Michael Wood (born Lincoln, 19 August 1936)[1] is professor emeritus of English at Princeton University.[2] He is a literary and cultural critic, and an author of critical and scholarly books, and a writer of reviews, review articles, and columns.[3]
Wood was director of the Gauss Seminars in Criticism at Princeton from 1995 to 2001, and chaired Princeton's English department from 1998 to 2004. He contributes to literary publications such as The New York Review of Books and the London Review of Books, where he is also an editorial board member and writes a column, "At the Movies". Wood also teaches at Middlebury College's Bread Loaf School of English in Vermont during the summers.
Before Princeton, Wood taught at Columbia University's Department of English and Comparative Literature, lived briefly in Mexico City, and chaired the English department at the University of Exeter in Devon, England.
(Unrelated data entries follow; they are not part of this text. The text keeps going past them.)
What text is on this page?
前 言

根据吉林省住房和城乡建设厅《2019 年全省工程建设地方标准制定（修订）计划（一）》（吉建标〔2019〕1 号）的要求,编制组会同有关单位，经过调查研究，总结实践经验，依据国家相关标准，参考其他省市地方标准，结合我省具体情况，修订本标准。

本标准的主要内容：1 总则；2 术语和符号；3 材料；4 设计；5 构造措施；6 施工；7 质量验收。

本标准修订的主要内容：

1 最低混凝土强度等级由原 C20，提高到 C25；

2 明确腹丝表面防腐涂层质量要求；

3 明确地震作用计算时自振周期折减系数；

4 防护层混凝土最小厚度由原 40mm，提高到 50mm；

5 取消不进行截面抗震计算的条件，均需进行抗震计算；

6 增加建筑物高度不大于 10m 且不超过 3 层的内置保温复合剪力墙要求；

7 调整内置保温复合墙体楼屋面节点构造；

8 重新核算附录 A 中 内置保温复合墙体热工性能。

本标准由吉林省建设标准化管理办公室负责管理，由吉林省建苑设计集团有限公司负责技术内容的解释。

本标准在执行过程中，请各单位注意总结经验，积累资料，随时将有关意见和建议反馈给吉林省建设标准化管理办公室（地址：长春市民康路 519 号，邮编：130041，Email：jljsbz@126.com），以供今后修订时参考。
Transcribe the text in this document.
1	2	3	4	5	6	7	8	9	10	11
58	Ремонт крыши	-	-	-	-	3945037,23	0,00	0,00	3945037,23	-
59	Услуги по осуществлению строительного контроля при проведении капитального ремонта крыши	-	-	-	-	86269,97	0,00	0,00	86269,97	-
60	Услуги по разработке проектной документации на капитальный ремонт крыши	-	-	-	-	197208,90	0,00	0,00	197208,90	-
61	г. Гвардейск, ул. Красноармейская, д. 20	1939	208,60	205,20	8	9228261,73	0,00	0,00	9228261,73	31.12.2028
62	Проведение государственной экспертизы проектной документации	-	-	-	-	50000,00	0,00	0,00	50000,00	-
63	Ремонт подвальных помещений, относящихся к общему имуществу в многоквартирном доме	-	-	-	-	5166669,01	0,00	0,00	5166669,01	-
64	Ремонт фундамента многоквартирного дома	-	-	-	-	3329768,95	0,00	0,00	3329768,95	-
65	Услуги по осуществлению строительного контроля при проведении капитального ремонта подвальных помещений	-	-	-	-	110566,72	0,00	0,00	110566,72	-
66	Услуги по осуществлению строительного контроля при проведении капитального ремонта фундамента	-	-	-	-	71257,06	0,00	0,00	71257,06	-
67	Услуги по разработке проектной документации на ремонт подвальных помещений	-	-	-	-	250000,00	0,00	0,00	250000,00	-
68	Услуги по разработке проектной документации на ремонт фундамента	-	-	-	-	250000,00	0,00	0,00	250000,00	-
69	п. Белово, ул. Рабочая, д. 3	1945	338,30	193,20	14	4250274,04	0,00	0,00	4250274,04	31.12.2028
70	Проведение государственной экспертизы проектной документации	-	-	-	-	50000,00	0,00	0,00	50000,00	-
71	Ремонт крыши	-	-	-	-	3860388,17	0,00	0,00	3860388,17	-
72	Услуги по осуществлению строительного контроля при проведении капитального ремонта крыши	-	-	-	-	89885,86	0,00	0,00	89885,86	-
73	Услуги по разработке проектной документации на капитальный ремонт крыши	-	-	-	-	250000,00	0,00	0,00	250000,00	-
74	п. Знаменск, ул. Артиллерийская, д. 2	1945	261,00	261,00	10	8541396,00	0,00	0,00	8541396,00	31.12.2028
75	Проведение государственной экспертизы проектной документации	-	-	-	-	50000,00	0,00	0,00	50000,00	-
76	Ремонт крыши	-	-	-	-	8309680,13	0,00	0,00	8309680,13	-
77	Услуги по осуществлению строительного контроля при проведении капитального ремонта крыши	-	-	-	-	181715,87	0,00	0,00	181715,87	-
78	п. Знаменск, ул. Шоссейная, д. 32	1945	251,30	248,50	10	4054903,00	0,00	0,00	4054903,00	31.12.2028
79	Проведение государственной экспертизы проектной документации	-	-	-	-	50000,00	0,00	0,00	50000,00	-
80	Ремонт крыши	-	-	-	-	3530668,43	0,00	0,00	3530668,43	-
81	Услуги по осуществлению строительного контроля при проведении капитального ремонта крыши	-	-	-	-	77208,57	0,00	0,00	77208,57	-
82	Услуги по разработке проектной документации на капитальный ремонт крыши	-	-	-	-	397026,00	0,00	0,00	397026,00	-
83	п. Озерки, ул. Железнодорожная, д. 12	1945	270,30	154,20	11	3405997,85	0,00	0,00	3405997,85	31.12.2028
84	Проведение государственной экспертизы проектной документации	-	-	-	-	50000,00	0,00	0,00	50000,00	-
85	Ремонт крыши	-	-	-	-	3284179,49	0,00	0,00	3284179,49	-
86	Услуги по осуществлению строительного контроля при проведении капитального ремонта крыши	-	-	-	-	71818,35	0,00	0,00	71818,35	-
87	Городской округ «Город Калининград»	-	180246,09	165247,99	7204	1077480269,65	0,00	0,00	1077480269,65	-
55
In addition to countless reviews, he also has written books on Nabokov, the trans-historical appeal of the oracle from the Greeks to the cinema, on the relations between contemporary fiction and storytelling, and on figures in the modern cultural pantheon including Luis Buñuel, Franz Kafka, Stendhal, Gabriel García Márquez, and W. B. Yeats. He is a Fellow of the Royal Society of Literature, and a member of the British Academy, the American Academy of Arts and Sciences, and the American Philosophical Society.